It simply proves that naturally, organics tend to care more about those that are close to them than about aliens.
And I don't think that it's necessarily a bad thing.
Sure, you need to be aware of the bigger picture, and it does not excuse being an evil monster, but caring more about your "clan" is simply a natural thing to do.
I was going to respond and say, "All of which doesn't address the question I asked."
Then I went back to see the exact question, and I see that I was ambiguous. I wrote:
Why would I value my own species at all?
If that is read as "Why might I value my own species at all?" or a request for help finding such a justification, I think you (and the others) have actually done a really good job of answering the question.
What I was trying to ask, though, was, "Why would I
necessarily value my own species?" It seemed to me that people were assuming that any character would, and I was looking for justification for that assumption.

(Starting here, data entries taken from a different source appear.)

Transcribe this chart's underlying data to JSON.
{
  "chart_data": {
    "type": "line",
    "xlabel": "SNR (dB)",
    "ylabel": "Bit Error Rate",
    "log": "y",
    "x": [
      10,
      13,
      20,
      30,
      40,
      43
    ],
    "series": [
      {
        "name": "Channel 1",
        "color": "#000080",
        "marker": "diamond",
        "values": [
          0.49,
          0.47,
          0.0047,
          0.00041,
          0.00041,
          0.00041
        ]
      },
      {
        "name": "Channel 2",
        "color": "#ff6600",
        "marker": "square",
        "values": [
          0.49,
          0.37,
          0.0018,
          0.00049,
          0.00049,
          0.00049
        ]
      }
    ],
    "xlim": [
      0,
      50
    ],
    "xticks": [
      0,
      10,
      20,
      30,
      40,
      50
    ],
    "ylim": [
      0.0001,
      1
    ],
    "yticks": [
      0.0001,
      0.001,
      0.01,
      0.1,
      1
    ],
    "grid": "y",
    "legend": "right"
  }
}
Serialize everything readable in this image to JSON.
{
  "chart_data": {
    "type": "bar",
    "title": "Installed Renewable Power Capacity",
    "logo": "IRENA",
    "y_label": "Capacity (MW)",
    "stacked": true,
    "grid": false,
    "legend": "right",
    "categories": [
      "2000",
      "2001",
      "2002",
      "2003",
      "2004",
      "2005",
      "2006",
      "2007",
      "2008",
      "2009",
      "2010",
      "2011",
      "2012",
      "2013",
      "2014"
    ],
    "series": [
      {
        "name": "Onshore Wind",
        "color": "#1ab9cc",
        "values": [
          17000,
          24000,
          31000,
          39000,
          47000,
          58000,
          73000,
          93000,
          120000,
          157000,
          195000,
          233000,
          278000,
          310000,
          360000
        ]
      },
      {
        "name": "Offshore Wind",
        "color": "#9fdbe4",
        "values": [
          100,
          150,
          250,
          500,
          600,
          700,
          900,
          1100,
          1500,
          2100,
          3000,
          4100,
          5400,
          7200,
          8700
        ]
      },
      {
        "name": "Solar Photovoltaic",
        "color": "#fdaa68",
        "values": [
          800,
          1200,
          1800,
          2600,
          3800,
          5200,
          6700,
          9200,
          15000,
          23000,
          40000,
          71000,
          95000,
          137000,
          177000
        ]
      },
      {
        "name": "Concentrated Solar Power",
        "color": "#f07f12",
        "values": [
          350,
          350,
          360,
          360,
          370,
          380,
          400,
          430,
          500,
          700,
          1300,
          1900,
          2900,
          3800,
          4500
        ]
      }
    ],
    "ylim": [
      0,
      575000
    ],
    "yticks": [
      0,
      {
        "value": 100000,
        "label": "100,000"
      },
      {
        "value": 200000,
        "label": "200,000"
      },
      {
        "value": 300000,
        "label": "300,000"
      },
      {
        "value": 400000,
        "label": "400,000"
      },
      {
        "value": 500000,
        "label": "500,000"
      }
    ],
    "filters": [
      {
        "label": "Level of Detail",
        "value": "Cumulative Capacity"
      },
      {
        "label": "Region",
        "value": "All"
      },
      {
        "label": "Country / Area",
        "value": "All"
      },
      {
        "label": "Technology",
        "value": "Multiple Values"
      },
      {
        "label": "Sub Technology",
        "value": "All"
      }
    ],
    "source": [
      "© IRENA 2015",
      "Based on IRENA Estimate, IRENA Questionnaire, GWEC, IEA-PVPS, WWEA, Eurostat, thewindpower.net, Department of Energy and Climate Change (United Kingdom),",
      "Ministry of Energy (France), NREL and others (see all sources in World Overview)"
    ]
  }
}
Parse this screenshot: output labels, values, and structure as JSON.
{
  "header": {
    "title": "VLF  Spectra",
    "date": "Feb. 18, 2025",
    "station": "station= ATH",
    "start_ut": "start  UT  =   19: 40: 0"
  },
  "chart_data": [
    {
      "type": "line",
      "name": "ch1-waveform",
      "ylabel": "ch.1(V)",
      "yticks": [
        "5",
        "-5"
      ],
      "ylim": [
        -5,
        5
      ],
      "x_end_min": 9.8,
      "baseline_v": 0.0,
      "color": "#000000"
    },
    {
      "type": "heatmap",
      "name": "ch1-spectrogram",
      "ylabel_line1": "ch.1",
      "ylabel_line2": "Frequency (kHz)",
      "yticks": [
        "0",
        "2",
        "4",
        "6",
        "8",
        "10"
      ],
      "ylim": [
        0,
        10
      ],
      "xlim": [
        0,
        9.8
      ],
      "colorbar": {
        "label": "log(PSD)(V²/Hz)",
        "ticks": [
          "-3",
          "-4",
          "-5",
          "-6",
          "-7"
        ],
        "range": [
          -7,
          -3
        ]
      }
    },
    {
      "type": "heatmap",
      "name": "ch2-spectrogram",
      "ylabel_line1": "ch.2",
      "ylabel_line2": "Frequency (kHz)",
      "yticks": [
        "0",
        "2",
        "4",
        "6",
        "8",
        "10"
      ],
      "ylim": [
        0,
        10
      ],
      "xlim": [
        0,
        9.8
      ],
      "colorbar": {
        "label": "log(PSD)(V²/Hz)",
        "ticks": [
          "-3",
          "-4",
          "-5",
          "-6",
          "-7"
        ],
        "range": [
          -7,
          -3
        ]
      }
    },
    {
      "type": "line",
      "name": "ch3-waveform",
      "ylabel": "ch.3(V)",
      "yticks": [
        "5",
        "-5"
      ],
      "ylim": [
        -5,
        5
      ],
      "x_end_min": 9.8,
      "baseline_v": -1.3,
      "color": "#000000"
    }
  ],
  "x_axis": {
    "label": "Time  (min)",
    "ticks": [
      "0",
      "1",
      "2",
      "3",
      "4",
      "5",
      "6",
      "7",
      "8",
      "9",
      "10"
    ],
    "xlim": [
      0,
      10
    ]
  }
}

I was arguing that one cpuld have a moral standard which one's own species failed to meet, or failed to meet as well as some other species (something I think needs to be possible in any defensible moral system).
Moral worth needs to be based on something. Things we grant moral worth need to exhibit some characteristic we value, and it's that characteristic that grants them moral worth. If some other species does a better job of exhibiting that characteristic, or if we discover that our own species largely doesn't exhibit that characteristic, then we wouldn't value our own species as much (or at all).